Ich erhalte aber immer den Fehler "failed to lazily initialize a collection of role", wenn ich auf z.B. resultObject.getCollection() zugreifen will.

Es gibt hierzu zwar schon viele Informationen im Internet, aber keine ist in meinem Fall hilfreich:
1) Alle nötigen Objektzugriffe innerhalb einer Transaction durchführen: Ungeeignet, da das Projekt eine Schnittstelle ist, die so ein Objekt auch zu anderen Applikationen nach "draußen" liefert.

2) Mit Annotations das Verhalten auf "EAGER" setzen: Es kommt bei mehr als einer Collection die Exception "cannot simultaneously fetch multiple bags".

3) "hibernateTemplate.evict(resultObject);" vor dem return hat gar nichts geändert.

4) In der DAO Klasse sollen die Collections einmal aufgerufen werden. Ersten ist die Session schon direkt nach den hibernateTemplate.find zu und zweitens kenne ich die Collections nicht, denn ResultObject ist ein Interface und DefaultResultObject abstract. Es gibt ca. 100 verschiedene abgeleitete Result Object Klassen und ich werde sicher nicht für jede eine eigene DAO schreiben.

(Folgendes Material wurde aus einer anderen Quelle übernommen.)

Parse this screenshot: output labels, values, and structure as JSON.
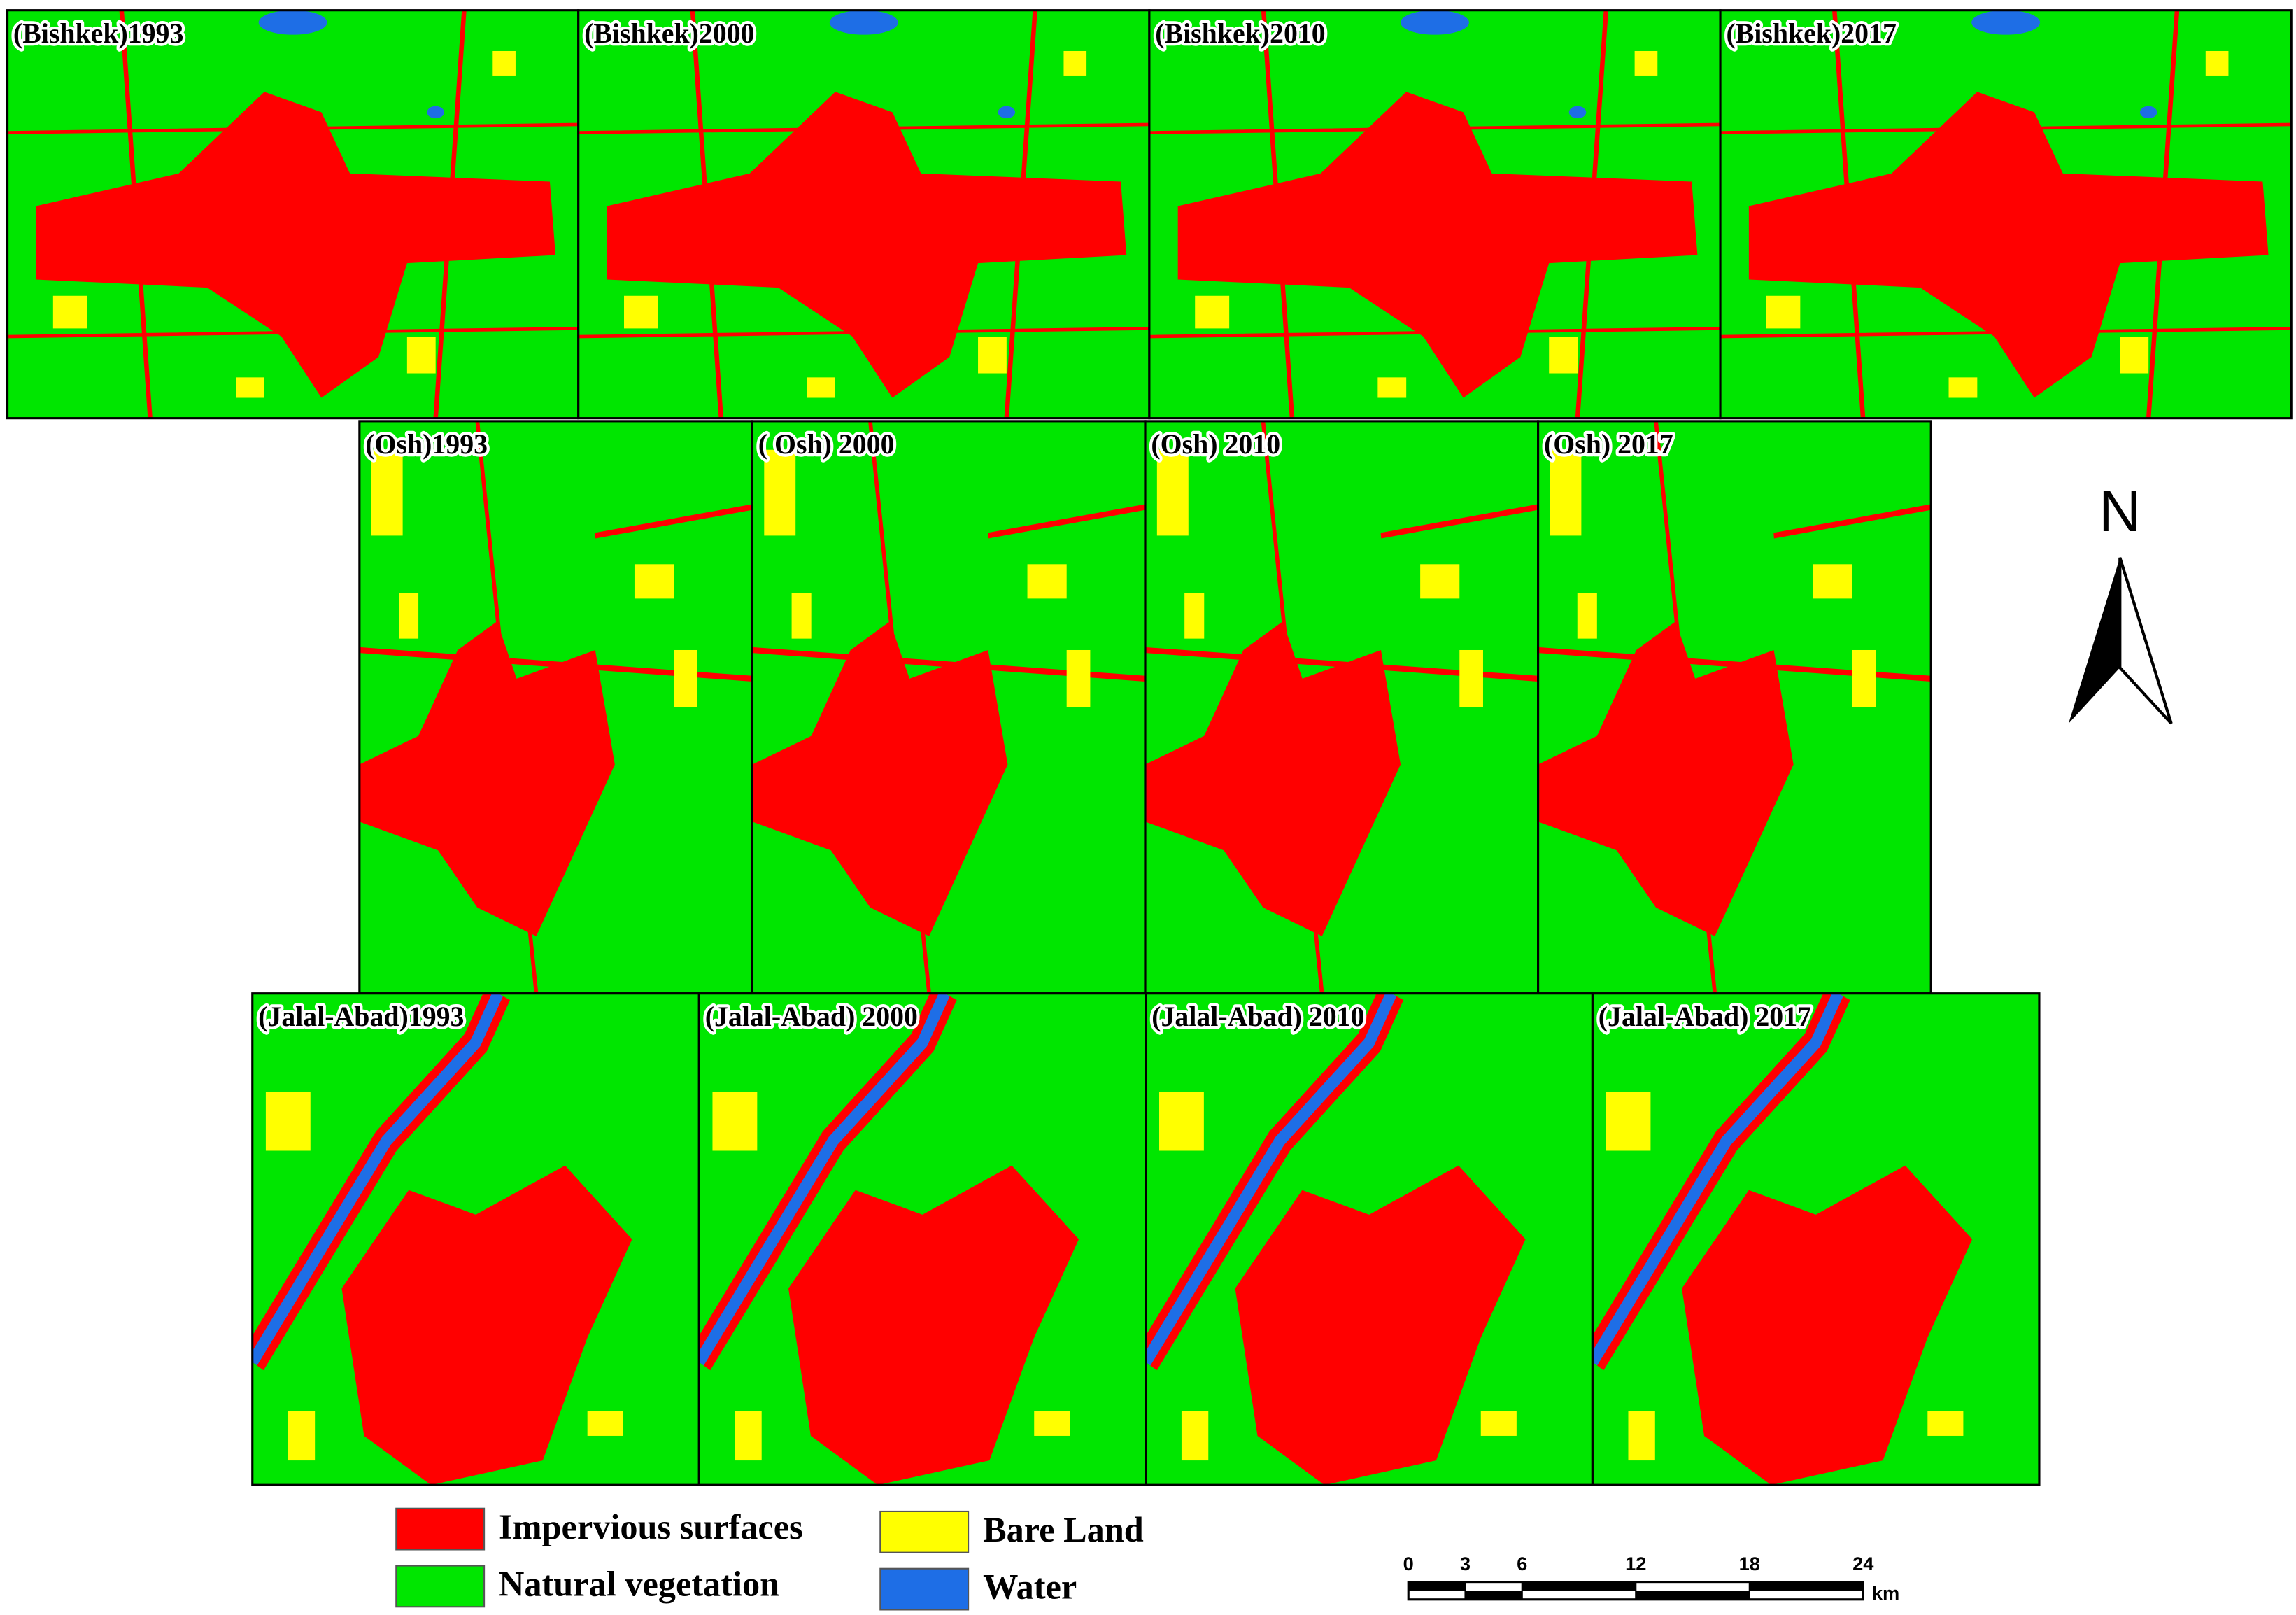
{
  "panels": [
    [
      "(Bishkek)1993",
      "(Bishkek)2000",
      "(Bishkek)2010",
      "(Bishkek)2017"
    ],
    [
      "(Osh)1993",
      "( Osh) 2000",
      "(Osh) 2010",
      "(Osh) 2017"
    ],
    [
      "(Jalal-Abad)1993",
      "(Jalal-Abad) 2000",
      "(Jalal-Abad) 2010",
      "(Jalal-Abad) 2017"
    ]
  ],
  "legend": [
    {
      "label": "Impervious surfaces",
      "color": "#ff0000"
    },
    {
      "label": "Natural vegetation",
      "color": "#00e600"
    },
    {
      "label": "Bare Land",
      "color": "#ffff00"
    },
    {
      "label": "Water",
      "color": "#1e6ee6"
    }
  ],
  "north_arrow": "N",
  "scale_bar": {
    "ticks": [
      0,
      3,
      6,
      12,
      18,
      24
    ],
    "unit": "km"
  }
}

Also, wie zum Henker kriege ich das vollständige Objekt in die Variable rein?

Viele Grüße
Laurin


----------



## SlaterB (13. Okt 2011)

es gibt die Methode Hibernate.initialize(), aber die wird sicher nicht tief genug gehen,
vielleicht macht sie gar nichts mit dem Objekt selber, müsste auch schon mit der Collection aufgerufen werden



> Force initialization of a proxy or persistent collection.
> 
> Note: This only ensures intialization of a proxy object or collection; it is not guaranteed that the elements INSIDE the collection will be initialized/materialized.



------

Reflection kann dir bei beim Durchlauf aller Attribute eines Objektes/ einer Klasse helfen,
damit rekursiv vorgegangen, nach Collections oder einzelnen DB-Objeken Ausschau haltend, könntest du alles finden

was genau ist aber eigentlich ein ResultObject? 
wenn es die Methode getCollection() schon im Interface gibt, so allgemein wie sie klingt, dann könntest du sie doch auch allgemein aufrufen,
die weiteren Ergebnisse durchlaufen können?
was sind die Elemente, wieder ResultObjects, evtl. mit weiteren Collections? alle durchlaufen,

falls die Unterklassen auch andere zu initialisierende Objekte haben könntest du im allgemeinen Interface eine zusätzliche Methode getAllInterestingInAnotherCollection() einfügen, die dann jede Klasse bei Bedarf implementiert, 
das kommt dann allerdings dem Schreiben von 100 DAO bereits nahe, was immer du damit genau meintest


----------



## Laurin (13. Okt 2011)

In den Objekten steht alles Mögliche drin, getCollection war nur ein Beispiel.
Im Interface/der abstrakten Parent-Klasse stehen nur generelle Informationen (ID, hasError/getError, timestamp), in den anderen Objekten stehen die unterschiedlichsten Sachen, unter anderen auch Maps/Listen/Sets von anderen Objekten, auch ineinander verschactelt (z.B. Map<KlasseA, List<Set<KlasseB>>>).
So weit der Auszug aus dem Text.